There is a bit of synchronicity here because I have been reading Iris Murdoch's early novels in sequence this year and I discovered through this book that A.S. Byatt has written another book about Iris Murdoch's early novels called Degrees of Freedom. I can't wait to read it.
I really like the format of Imagining Characters because each discussion is preceded by a summary of the novel. I write my own summaries but it is always helpful to see someone else's as we all focus on different things or encapsulate them in different terms and these help jog the memory for some of the foggier aspects of the novels under discussion. The conversations are very detailed and include many quotations or readings from the texts and from other commentaries.
Their enthusiasm and love of reading shines through in every sentence. Antonia Byatt in particular frequently refers to the feelings she first had as a young girl while reading these books. I find this very refreshing.
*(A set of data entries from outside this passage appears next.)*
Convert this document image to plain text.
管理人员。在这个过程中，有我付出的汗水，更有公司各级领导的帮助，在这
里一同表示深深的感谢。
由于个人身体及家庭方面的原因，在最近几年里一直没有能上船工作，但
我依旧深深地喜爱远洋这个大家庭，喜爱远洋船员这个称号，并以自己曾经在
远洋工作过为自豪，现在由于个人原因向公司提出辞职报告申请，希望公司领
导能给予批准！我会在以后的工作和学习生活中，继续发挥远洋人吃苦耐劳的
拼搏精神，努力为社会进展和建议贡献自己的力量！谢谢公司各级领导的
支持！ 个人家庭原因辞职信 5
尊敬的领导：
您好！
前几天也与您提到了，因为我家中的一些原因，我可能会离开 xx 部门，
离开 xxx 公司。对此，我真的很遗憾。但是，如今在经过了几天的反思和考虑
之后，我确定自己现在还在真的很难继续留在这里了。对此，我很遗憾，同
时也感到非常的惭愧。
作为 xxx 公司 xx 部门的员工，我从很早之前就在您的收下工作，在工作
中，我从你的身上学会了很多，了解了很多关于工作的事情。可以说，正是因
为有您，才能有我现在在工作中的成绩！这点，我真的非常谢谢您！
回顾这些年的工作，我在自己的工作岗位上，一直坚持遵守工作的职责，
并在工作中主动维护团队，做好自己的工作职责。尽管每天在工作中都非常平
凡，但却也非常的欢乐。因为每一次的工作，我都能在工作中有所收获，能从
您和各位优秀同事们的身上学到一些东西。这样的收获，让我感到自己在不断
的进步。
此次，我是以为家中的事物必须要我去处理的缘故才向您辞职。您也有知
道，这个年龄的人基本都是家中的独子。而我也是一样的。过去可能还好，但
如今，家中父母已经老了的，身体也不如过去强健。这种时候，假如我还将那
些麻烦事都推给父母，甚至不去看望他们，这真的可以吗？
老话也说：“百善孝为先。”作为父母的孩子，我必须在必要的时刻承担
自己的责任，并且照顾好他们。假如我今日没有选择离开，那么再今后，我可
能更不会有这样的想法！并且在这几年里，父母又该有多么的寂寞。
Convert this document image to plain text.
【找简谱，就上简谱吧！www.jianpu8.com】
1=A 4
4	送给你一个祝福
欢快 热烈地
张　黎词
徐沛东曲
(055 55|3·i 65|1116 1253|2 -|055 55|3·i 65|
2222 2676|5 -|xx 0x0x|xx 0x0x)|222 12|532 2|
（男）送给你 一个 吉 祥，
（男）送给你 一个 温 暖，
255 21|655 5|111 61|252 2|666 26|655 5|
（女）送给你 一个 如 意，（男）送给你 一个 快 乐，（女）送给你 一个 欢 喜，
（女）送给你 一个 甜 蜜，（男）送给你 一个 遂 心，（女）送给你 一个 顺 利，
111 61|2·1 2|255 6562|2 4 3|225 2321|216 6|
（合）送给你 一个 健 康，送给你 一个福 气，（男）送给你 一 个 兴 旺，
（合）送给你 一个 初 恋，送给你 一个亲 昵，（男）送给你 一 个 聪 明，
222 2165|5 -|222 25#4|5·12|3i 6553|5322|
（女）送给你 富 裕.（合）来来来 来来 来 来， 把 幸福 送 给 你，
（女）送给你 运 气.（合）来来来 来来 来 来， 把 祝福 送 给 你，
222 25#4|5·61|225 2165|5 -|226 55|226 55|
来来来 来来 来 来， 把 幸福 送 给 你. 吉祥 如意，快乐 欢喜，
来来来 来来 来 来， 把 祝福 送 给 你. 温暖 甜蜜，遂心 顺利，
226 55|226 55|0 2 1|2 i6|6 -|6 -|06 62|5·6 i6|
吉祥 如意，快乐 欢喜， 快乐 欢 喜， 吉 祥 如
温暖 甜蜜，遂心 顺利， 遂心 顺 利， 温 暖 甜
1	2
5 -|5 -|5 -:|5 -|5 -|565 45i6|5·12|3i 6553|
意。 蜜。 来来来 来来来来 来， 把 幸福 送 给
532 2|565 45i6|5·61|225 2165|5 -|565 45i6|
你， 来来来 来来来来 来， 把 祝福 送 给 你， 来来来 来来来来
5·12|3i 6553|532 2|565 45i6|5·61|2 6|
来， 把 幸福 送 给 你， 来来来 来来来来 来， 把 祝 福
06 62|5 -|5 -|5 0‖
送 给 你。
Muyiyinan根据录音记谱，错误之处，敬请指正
The novels under discussion were real page-turners for me, which is one of the reasons I love them, but that thrill of reading is often forgotten when such books come under serious discussion by professional critics.
I studied Mansfield Park at university so I know it quite well but I gained some fresh insights from this discussion and at times I was quite awestruck by some of the things Antonia said. I had to read it very slowly, a few pages at a time, because I found it very dense and packed with ideas that I had to pause and think about.
Antonia Byatt has previously struck me as somewhat dry and intellectual and I suppose she is but I have certainly refined my opinion of her after reading this book. The only piece of fiction I've read by her is The Virgin in the Garden and that was a long time ago, so far in the mists of time that I can scarcely recall what made me buy it, but I still remember the impression it made on me, which was that she was incredibly clever and probably too clever for me to fully grasp what the novel was about. I see a more passionate and earthy side of her now and I am definitely going to check out more of her fiction very soon.
I have to read a few more of the novels discussed in the essays(6 I think). I have never read any George Elliot or Jane Austin(I know I should be beaten.)So it will be awhile before this moves to the read shelf.